The first novel I ever wrote was set during the Civil War, inspired by travels to historic sites of the Southeast with my parents and scribbled in my eleven-year-old hand in spiral-bound notebooks. Fresh out of college with my new degree in journalism with a minor in history on my shelf, I narrowly missed signing a contract for another Civil War series. Fast forward another decade or so. I was a young mom writing for magazines and directing a volunteer 1800s dance group when my Georgia Gold Series, literary-style historical fiction set between the Cherokee Removal and Reconstruction, found a home with Canterbury House Publishing. Since then, I’ve written everything from Hallmark-style contemporaries to Rev War romances (including my current Scouts of the Georgia Frontier Series with Wild Heart Books, where I also work as an editor). Everything but Civil War-era stories … until this one.

It feels a lot like coming home.

Some of that also has to do with the fact that I love writing stories that illustrate how God can bring healing and redemption out of the most difficult circumstances. I also endeavor to work as much real history as possible into the plots of my novels. And I love finding a little-known aspect of the past to center a story upon. When Hope Sank embodies all those things.

Reeling from the loss of over 600,000 men in the Civil War and the assassination of President Lincoln just the week prior, the nation hardly noticed when a steamer carrying a couple thousand U.S. prisoners of war exploded in the Mississippi River on April 27, 1865. Over eleven hundred perished in the icy waters that swelled several miles past the normal embankments at flood stage, making the sinking of the Sultana the most crippling maritime disaster in the nation’s history.

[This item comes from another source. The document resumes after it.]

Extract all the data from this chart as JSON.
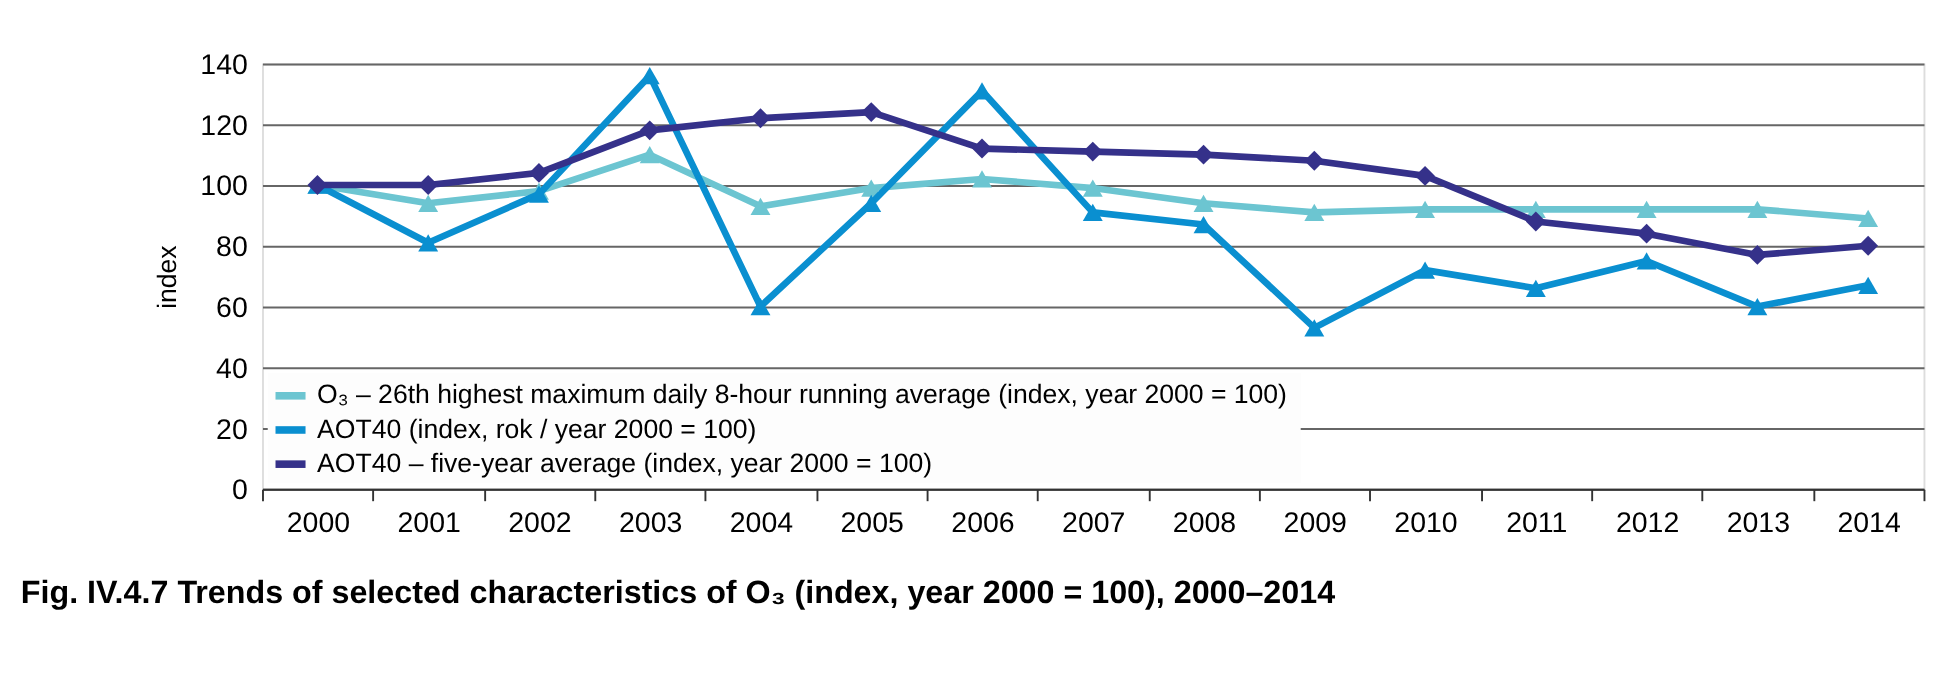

The former POWs on their way to muster out at Camp Chase, Ohio, were already emaciated and ill from imprisonment at infamous Andersonville and Cahaba prison camps. A number were badly burned when the boilers exploded, and many did not know how to swim. You can imagine the scene that ensued. While the steamboats docked at Memphis—which had been under Union occupation since the summer of 1862—got up steam, local citizens hurried to help, even those on the Arkansas shore who had fought for the Confederacy. The towns of Hopefield, Marion, and Mound City had suffered harsh reprisals for harboring Confederate guerillas. The area was well-known as a hotbed of spies and saboteurs intent on disrupting Union shipping on the Mississippi.

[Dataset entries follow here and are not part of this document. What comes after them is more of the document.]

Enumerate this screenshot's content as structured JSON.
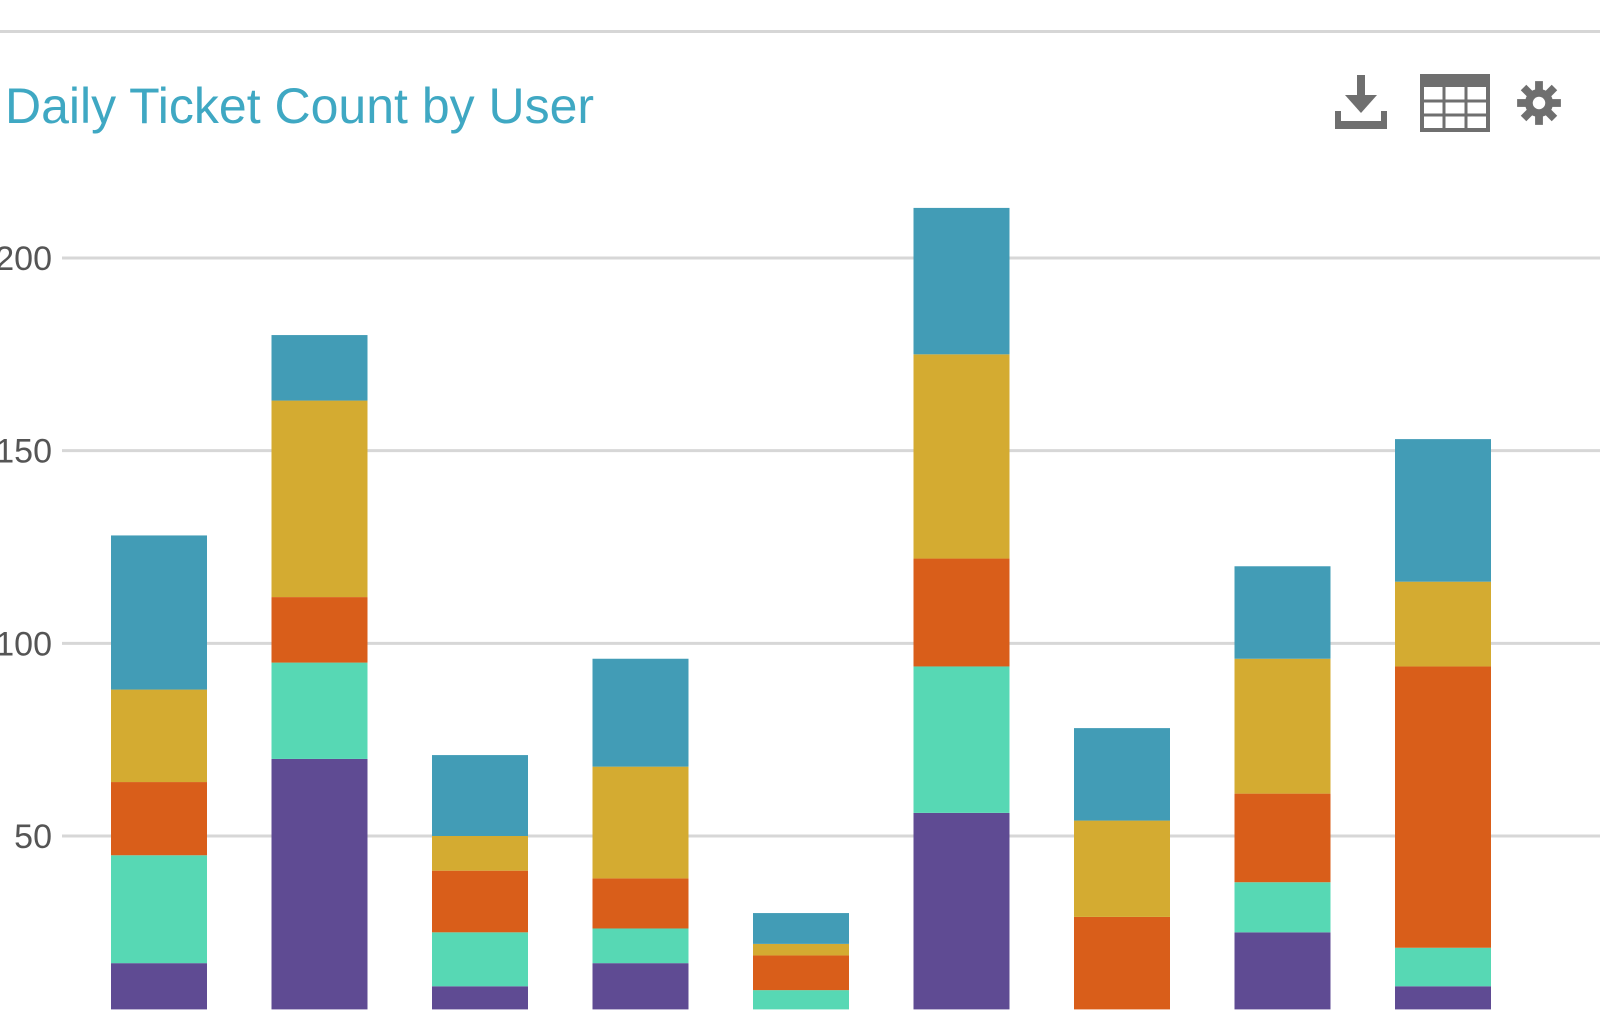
{
  "title": "Daily Ticket Count by User",
  "toolbar": {
    "icons": [
      "download-icon",
      "table-icon",
      "gear-icon"
    ]
  },
  "colors": {
    "title": "#3fa8c3",
    "grid": "#d7d7d7",
    "axis_text": "#555555",
    "series": [
      "#5f4b93",
      "#57d8b4",
      "#d95e1a",
      "#d4ab31",
      "#429cb6"
    ]
  },
  "chart_data": {
    "type": "bar",
    "stacked": true,
    "categories": [
      "",
      "",
      "",
      "",
      "",
      "",
      "",
      "",
      ""
    ],
    "series": [
      {
        "values": [
          12,
          65,
          6,
          12,
          0,
          51,
          0,
          20,
          6
        ]
      },
      {
        "values": [
          28,
          25,
          14,
          9,
          5,
          38,
          0,
          13,
          10
        ]
      },
      {
        "values": [
          19,
          17,
          16,
          13,
          9,
          28,
          24,
          23,
          73
        ]
      },
      {
        "values": [
          24,
          51,
          9,
          29,
          3,
          53,
          25,
          35,
          22
        ]
      },
      {
        "values": [
          40,
          17,
          21,
          28,
          8,
          38,
          24,
          24,
          37
        ]
      }
    ],
    "base_floor": 5,
    "ylim": [
      0,
      215
    ],
    "yticks": [
      50,
      100,
      150,
      200
    ],
    "ytick_labels": [
      "50",
      "100",
      "150",
      "200"
    ],
    "grid": true
  }
}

From this cauldron of chaos, discontent, and pain, an emotionally rich story was born. Focused on survival for herself and her little brother, Lily works at her uncle’s inn and keeps her Union sympathies to herself in her family of Southern sympathizers. The Yankee lieutenant she pulls from the river needs emotional healing even more than physical, though his wounds may compromise his ability to practice as a surgeon. The bond that forms between them from their shared faith and allegiances makes Lily question if she might have another option besides marrying her childhood sweetheart, a former partisan. And when coded message pass through River’s Rest, Lily struggles to find the courage to do what she didn’t the first time—speak out to save lives.

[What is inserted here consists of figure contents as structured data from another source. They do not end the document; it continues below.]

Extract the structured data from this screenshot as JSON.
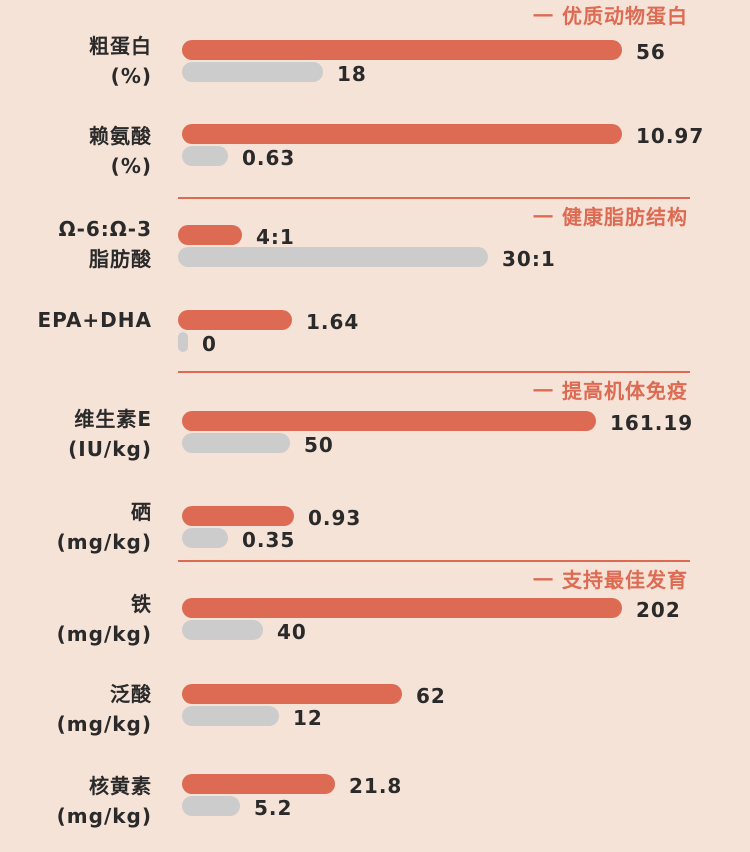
{
  "colors": {
    "background": "#f6e3d7",
    "accent": "#dd6b53",
    "comparison": "#cccccc"
  },
  "sections": [
    {
      "title": "一 优质动物蛋白"
    },
    {
      "title": "一 健康脂肪结构"
    },
    {
      "title": "一 提高机体免疫"
    },
    {
      "title": "一 支持最佳发育"
    }
  ],
  "rows": [
    {
      "line1": "粗蛋白",
      "line2": "(%)",
      "primary": {
        "label": "56"
      },
      "secondary": {
        "label": "18"
      }
    },
    {
      "line1": "赖氨酸",
      "line2": "(%)",
      "primary": {
        "label": "10.97"
      },
      "secondary": {
        "label": "0.63"
      }
    },
    {
      "line1": "Ω-6:Ω-3",
      "line2": "脂肪酸",
      "primary": {
        "label": "4:1"
      },
      "secondary": {
        "label": "30:1"
      }
    },
    {
      "line1": "EPA+DHA",
      "line2": "",
      "primary": {
        "label": "1.64"
      },
      "secondary": {
        "label": "0"
      }
    },
    {
      "line1": "维生素E",
      "line2": "(IU/kg)",
      "primary": {
        "label": "161.19"
      },
      "secondary": {
        "label": "50"
      }
    },
    {
      "line1": "硒",
      "line2": "(mg/kg)",
      "primary": {
        "label": "0.93"
      },
      "secondary": {
        "label": "0.35"
      }
    },
    {
      "line1": "铁",
      "line2": "(mg/kg)",
      "primary": {
        "label": "202"
      },
      "secondary": {
        "label": "40"
      }
    },
    {
      "line1": "泛酸",
      "line2": "(mg/kg)",
      "primary": {
        "label": "62"
      },
      "secondary": {
        "label": "12"
      }
    },
    {
      "line1": "核黄素",
      "line2": "(mg/kg)",
      "primary": {
        "label": "21.8"
      },
      "secondary": {
        "label": "5.2"
      }
    }
  ],
  "chart_data": {
    "type": "bar",
    "orientation": "horizontal",
    "categories": [
      "粗蛋白 (%)",
      "赖氨酸 (%)",
      "Ω-6:Ω-3 脂肪酸",
      "EPA+DHA",
      "维生素E (IU/kg)",
      "硒 (mg/kg)",
      "铁 (mg/kg)",
      "泛酸 (mg/kg)",
      "核黄素 (mg/kg)"
    ],
    "series": [
      {
        "values": [
          56,
          10.97,
          4,
          1.64,
          161.19,
          0.93,
          202,
          62,
          21.8
        ],
        "color": "#dd6b53"
      },
      {
        "values": [
          18,
          0.63,
          30,
          0,
          50,
          0.35,
          40,
          12,
          5.2
        ],
        "color": "#cccccc"
      }
    ],
    "notes": "Ω-6:Ω-3 values are ratios 4:1 and 30:1; each metric is drawn on its own scale.",
    "grid": false,
    "legend": "none"
  }
}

While the sinking of the Sultana may be the inciting event in When Hope Sank, it’s not the main focus. The reactions of the characters in the aftermath are. In our lives as followers of Christ, isn’t that where the real focus should lie? How we respond to tragedy? How we learn to reach for God instead of blaming Him? How, when we walk with Him, He brings beauty out of our ashes? It’s my prayer that the message of When Hope Sank settles deep in your heart.